To find all clues from the Jeopardy round `id` with `clue_J`, we could use `bs.body.find_all('td', {'id':re.compile('clue_J+')})`. 

### Q1: Try running this expression. What ids are returned? Should we modify the code? 

**Answer:**

***
A hint for the previous question, you should modify the code. 

### Q2: Modify the code to only tags with the questions. This should be done in 1 line of code. 

***

Regular expressions work well for finding well-defined attributes and text with a little bit of forgiveness. 

This has allowed us to find the questions, but what if we want to find the `response` contestants give as well. If we try searching for any tag with synonyms of `response`, we find there are no expressions. This is due to the way the responses are stored. 

To convince you of this, note that multiple regular expressions can be combine using the pipe delimiter `|`. So to expression mutliple constraints, I could use `re.compile(a+|b+)` which will return expressions that include at least 1 a or b. 

To search all tags, we replace `td` with True. 

### Q3: Use a regular expression within a find_all statement to search all tags for anything that may contain a class with response or answer. 

***

To find the answers we seek, we will have to use a `lambda` expression. They are similar to mini functions and we will consider them in later assignments with functions.

We will use a series of functions and regex expressions to determine how to get the answers. This problem is generally seens as being more challenging and can also be handled via selenium. 

Any example of trying to find the answers using functions and multiple regex expressions is shown here for those interested:

> bs.body(True, {'class':re.compile("round+")})[0].find_all(lambda tag: bool(re.search("correct_+", str(tag))) & (isinstance(tag, Tag)))

***

Using regex expressions, we can however get the containers once we know they are `div` with attribute `onmouseover`. 

To accept any contents, we can use `r".*"` in our regex, which allows for any values. 

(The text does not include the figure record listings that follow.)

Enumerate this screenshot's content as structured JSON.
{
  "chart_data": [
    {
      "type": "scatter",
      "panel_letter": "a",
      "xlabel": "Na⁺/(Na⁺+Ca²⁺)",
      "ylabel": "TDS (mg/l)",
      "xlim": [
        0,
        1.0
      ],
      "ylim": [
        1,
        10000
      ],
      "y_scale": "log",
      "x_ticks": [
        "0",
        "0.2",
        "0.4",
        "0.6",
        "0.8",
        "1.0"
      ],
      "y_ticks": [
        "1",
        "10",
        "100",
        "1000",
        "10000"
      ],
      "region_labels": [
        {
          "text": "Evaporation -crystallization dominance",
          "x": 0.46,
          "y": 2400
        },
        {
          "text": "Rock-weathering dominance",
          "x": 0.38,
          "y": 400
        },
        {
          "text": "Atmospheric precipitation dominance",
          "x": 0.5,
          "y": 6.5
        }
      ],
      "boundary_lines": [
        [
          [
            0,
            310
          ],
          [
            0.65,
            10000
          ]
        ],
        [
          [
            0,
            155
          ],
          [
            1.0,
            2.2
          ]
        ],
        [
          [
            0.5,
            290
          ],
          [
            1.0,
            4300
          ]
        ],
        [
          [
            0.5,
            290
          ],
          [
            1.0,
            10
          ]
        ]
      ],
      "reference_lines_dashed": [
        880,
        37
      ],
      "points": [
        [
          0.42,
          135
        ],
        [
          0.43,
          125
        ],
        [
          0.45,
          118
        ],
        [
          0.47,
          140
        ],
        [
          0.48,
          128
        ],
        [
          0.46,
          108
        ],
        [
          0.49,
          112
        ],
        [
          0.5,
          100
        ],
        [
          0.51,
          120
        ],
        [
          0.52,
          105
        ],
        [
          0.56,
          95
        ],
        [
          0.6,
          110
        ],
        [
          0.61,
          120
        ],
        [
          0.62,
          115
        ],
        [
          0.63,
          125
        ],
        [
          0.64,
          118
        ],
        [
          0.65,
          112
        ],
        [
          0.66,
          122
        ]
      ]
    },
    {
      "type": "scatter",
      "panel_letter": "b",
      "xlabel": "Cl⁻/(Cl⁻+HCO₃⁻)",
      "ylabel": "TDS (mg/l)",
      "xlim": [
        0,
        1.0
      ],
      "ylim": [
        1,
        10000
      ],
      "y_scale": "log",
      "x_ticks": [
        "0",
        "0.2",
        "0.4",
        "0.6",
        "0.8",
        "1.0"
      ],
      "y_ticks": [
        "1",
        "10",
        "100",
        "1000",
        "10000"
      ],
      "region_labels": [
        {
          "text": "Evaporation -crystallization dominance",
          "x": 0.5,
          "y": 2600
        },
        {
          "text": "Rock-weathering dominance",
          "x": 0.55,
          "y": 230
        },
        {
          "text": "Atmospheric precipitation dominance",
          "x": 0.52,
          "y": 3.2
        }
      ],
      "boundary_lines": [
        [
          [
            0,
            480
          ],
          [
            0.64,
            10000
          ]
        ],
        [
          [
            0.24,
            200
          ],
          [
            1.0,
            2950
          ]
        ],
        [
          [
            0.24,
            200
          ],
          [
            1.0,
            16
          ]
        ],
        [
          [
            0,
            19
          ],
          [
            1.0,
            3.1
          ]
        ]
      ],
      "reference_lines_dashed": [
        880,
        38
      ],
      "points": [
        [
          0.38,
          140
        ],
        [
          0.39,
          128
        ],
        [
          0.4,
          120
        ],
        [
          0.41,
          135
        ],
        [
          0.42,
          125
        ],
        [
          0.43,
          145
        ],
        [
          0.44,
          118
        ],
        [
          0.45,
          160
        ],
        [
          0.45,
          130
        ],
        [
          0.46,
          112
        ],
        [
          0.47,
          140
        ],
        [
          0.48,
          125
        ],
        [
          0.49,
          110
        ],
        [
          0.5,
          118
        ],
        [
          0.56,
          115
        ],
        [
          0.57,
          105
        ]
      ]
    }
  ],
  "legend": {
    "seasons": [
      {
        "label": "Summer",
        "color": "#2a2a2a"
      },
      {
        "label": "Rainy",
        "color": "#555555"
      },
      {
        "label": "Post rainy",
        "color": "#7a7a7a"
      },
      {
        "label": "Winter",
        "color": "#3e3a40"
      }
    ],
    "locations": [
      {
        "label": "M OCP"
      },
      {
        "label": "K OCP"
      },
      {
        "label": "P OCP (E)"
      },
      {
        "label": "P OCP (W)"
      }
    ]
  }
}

### Q4: Use a regular expression to get all the `div` tags that contain a correct answer. Save this list as `answers_within`. 

***

The questions are stored in the  contents of `onmouseout` where as the answers are stored in `onmouseover`. Recall from HW2 that we can get the contents of an attribute using `.get(attr)`. 

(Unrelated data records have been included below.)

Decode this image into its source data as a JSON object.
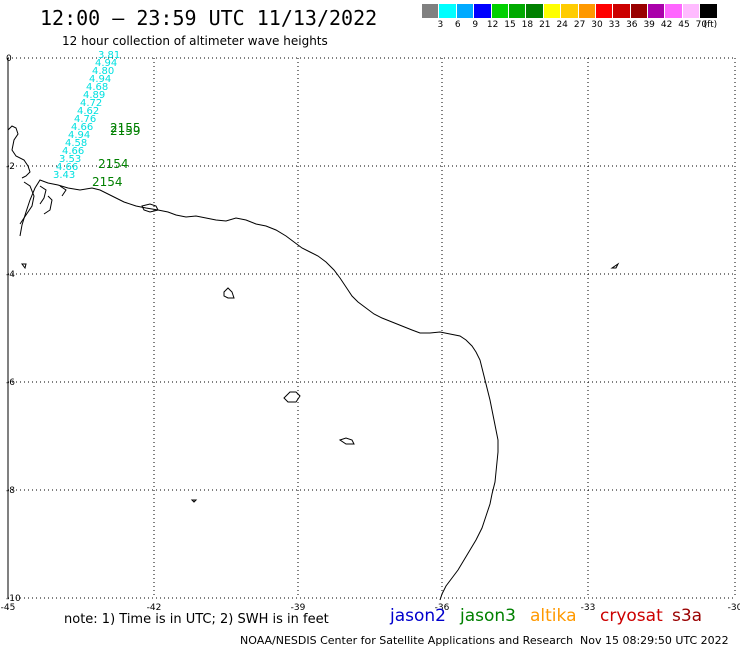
{
  "header": {
    "title": "12:00 – 23:59 UTC 11/13/2022",
    "subtitle": "12 hour collection of altimeter wave heights"
  },
  "legend": {
    "colors": [
      "#808080",
      "#00ffff",
      "#00aaff",
      "#0000ff",
      "#00d000",
      "#00aa00",
      "#008000",
      "#ffff00",
      "#ffcc00",
      "#ff9900",
      "#ff0000",
      "#cc0000",
      "#990000",
      "#aa00aa",
      "#ff66ff",
      "#ffbbff",
      "#000000"
    ],
    "labels": [
      "3",
      "6",
      "9",
      "12",
      "15",
      "18",
      "21",
      "24",
      "27",
      "30",
      "33",
      "36",
      "39",
      "42",
      "45",
      "70",
      "(ft)"
    ]
  },
  "map": {
    "lon_ticks": [
      "-45",
      "-42",
      "-39",
      "-36",
      "-33",
      "-30"
    ],
    "lat_ticks": [
      "0",
      "-2",
      "-4",
      "-6",
      "-8",
      "-10"
    ],
    "wave_heights": [
      "3.81",
      "4.94",
      "4.80",
      "4.94",
      "4.68",
      "4.89",
      "4.72",
      "4.62",
      "4.76",
      "4.66",
      "4.94",
      "4.58",
      "4.66",
      "3.53",
      "4.66",
      "3.43"
    ],
    "times": [
      "2155",
      "2159",
      "2154",
      "2154"
    ]
  },
  "footer": {
    "note": "note: 1) Time is in UTC; 2) SWH is in feet",
    "satellites": [
      {
        "name": "jason2",
        "color": "#0000cc"
      },
      {
        "name": "jason3",
        "color": "#008000"
      },
      {
        "name": "altika",
        "color": "#ff9900"
      },
      {
        "name": "cryosat",
        "color": "#cc0000"
      },
      {
        "name": "s3a",
        "color": "#990000"
      }
    ],
    "credit": "NOAA/NESDIS Center for Satellite Applications and Research",
    "timestamp": "Nov 15 08:29:50 UTC 2022"
  }
}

### Q5: Using a loop, print the questions stored in the `onmouseout` attribute. 

You will need to format these correctly in a systematic way that removes the toggle and clue portions. Note that using the string method `.split` will not work on a comma, but there are other strings you can split on. 

***

### Q6: Using a loop, print the answers stored in the `onmouseover` attribute. 

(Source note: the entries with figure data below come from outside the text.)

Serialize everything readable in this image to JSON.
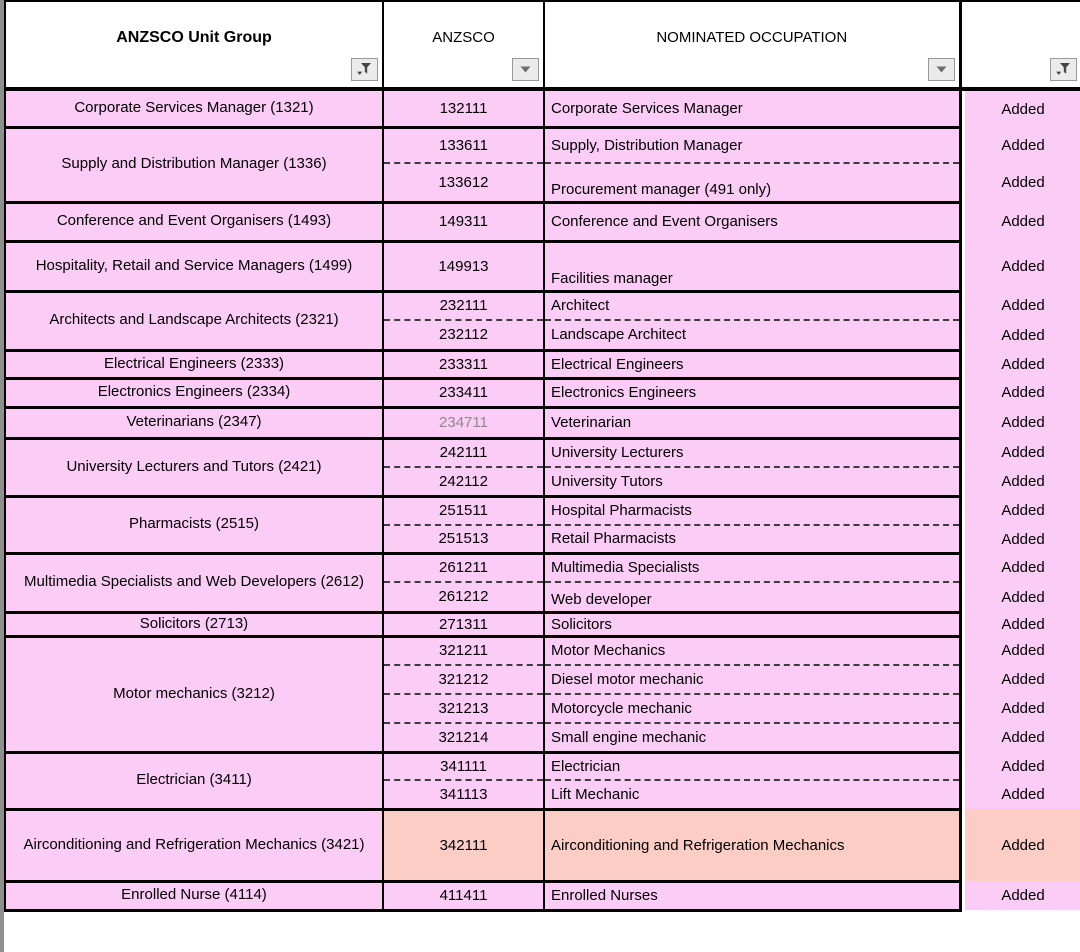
{
  "header": {
    "unit_group_label": "ANZSCO Unit Group",
    "anzsco_label": "ANZSCO",
    "occupation_label": "NOMINATED OCCUPATION",
    "status_label": ""
  },
  "icons": {
    "unit_group_filter": "funnel-filter-icon",
    "anzsco_dropdown": "chevron-down-icon",
    "occupation_dropdown": "chevron-down-icon",
    "status_filter": "funnel-filter-icon"
  },
  "colors": {
    "row_pink": "#fbcdf6",
    "highlight_salmon": "#fbcdc4",
    "muted_code": "#8a8a8a",
    "border": "#000000"
  },
  "groups": [
    {
      "label": "Corporate Services Manager (1321)",
      "rows": [
        {
          "code": "132111",
          "occupation": "Corporate Services Manager",
          "status": "Added"
        }
      ]
    },
    {
      "label": "Supply and Distribution Manager (1336)",
      "rows": [
        {
          "code": "133611",
          "occupation": "Supply, Distribution Manager",
          "status": "Added"
        },
        {
          "code": "133612",
          "occupation": "Procurement manager (491 only)",
          "status": "Added"
        }
      ]
    },
    {
      "label": "Conference and Event Organisers (1493)",
      "rows": [
        {
          "code": "149311",
          "occupation": "Conference and Event Organisers",
          "status": "Added"
        }
      ]
    },
    {
      "label": "Hospitality, Retail and Service Managers (1499)",
      "rows": [
        {
          "code": "149913",
          "occupation": "Facilities manager",
          "status": "Added"
        }
      ]
    },
    {
      "label": "Architects and Landscape Architects (2321)",
      "rows": [
        {
          "code": "232111",
          "occupation": "Architect",
          "status": "Added"
        },
        {
          "code": "232112",
          "occupation": "Landscape Architect",
          "status": "Added"
        }
      ]
    },
    {
      "label": "Electrical Engineers (2333)",
      "rows": [
        {
          "code": "233311",
          "occupation": "Electrical Engineers",
          "status": "Added"
        }
      ]
    },
    {
      "label": "Electronics Engineers (2334)",
      "rows": [
        {
          "code": "233411",
          "occupation": "Electronics Engineers",
          "status": "Added"
        }
      ]
    },
    {
      "label": "Veterinarians (2347)",
      "rows": [
        {
          "code": "234711",
          "occupation": "Veterinarian",
          "status": "Added",
          "code_muted": true
        }
      ]
    },
    {
      "label": "University Lecturers and Tutors (2421)",
      "rows": [
        {
          "code": "242111",
          "occupation": "University Lecturers",
          "status": "Added"
        },
        {
          "code": "242112",
          "occupation": "University  Tutors",
          "status": "Added"
        }
      ]
    },
    {
      "label": "Pharmacists (2515)",
      "rows": [
        {
          "code": "251511",
          "occupation": "Hospital Pharmacists",
          "status": "Added"
        },
        {
          "code": "251513",
          "occupation": "Retail Pharmacists",
          "status": "Added"
        }
      ]
    },
    {
      "label": "Multimedia Specialists and Web Developers (2612)",
      "rows": [
        {
          "code": "261211",
          "occupation": "Multimedia Specialists",
          "status": "Added"
        },
        {
          "code": "261212",
          "occupation": "Web developer",
          "status": "Added"
        }
      ]
    },
    {
      "label": "Solicitors (2713)",
      "rows": [
        {
          "code": "271311",
          "occupation": "Solicitors",
          "status": "Added"
        }
      ]
    },
    {
      "label": "Motor mechanics  (3212)",
      "rows": [
        {
          "code": "321211",
          "occupation": "Motor Mechanics",
          "status": "Added"
        },
        {
          "code": "321212",
          "occupation": "Diesel motor mechanic",
          "status": "Added"
        },
        {
          "code": "321213",
          "occupation": "Motorcycle mechanic",
          "status": "Added"
        },
        {
          "code": "321214",
          "occupation": "Small engine mechanic",
          "status": "Added"
        }
      ]
    },
    {
      "label": "Electrician (3411)",
      "rows": [
        {
          "code": "341111",
          "occupation": "Electrician",
          "status": "Added"
        },
        {
          "code": "341113",
          "occupation": "Lift Mechanic",
          "status": "Added"
        }
      ]
    },
    {
      "label": "Airconditioning and Refrigeration Mechanics (3421)",
      "rows": [
        {
          "code": "342111",
          "occupation": "Airconditioning and Refrigeration Mechanics",
          "status": "Added",
          "highlight": true
        }
      ]
    },
    {
      "label": "Enrolled Nurse (4114)",
      "rows": [
        {
          "code": "411411",
          "occupation": "Enrolled Nurses",
          "status": "Added"
        }
      ]
    }
  ]
}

Hint: This is similar to homework 2. 

***
***

## Section 3: Finding links out of webpages. 

When building web crawlers, we may want to move through a series of webpages to map a site and the way they link together. These networks require being able to find links. The easiest way to find a link is using the `href` attribute. 

To find any tag with an `href`, we can make use of two statements. The first a search all tags statement `.find_all(True)`. The second is using the argument `{href: re.compile(".*")` which tells python to find all tags that have any `href`. 

### Q1: Combine these statements in 1 line to get all references below. What is interesting about the hyperlinks?

Some hyper links do not begin with http

***

Now, we may want to get some information about these hyper links. You may notice that some have titles, others do not. Link tags typically have a `rel` attribute that offers us more information about it. 

If the tag name is `a`, these tags typically have text associated with them or a title. In this case, we would prioritize getting the title over the text. If we were amassing data, we may want to include both systematically. 

### Q2: Write a loop that prints the value of `rel` for link tags, or the `title` for a tags. If the title is not there, then print the text.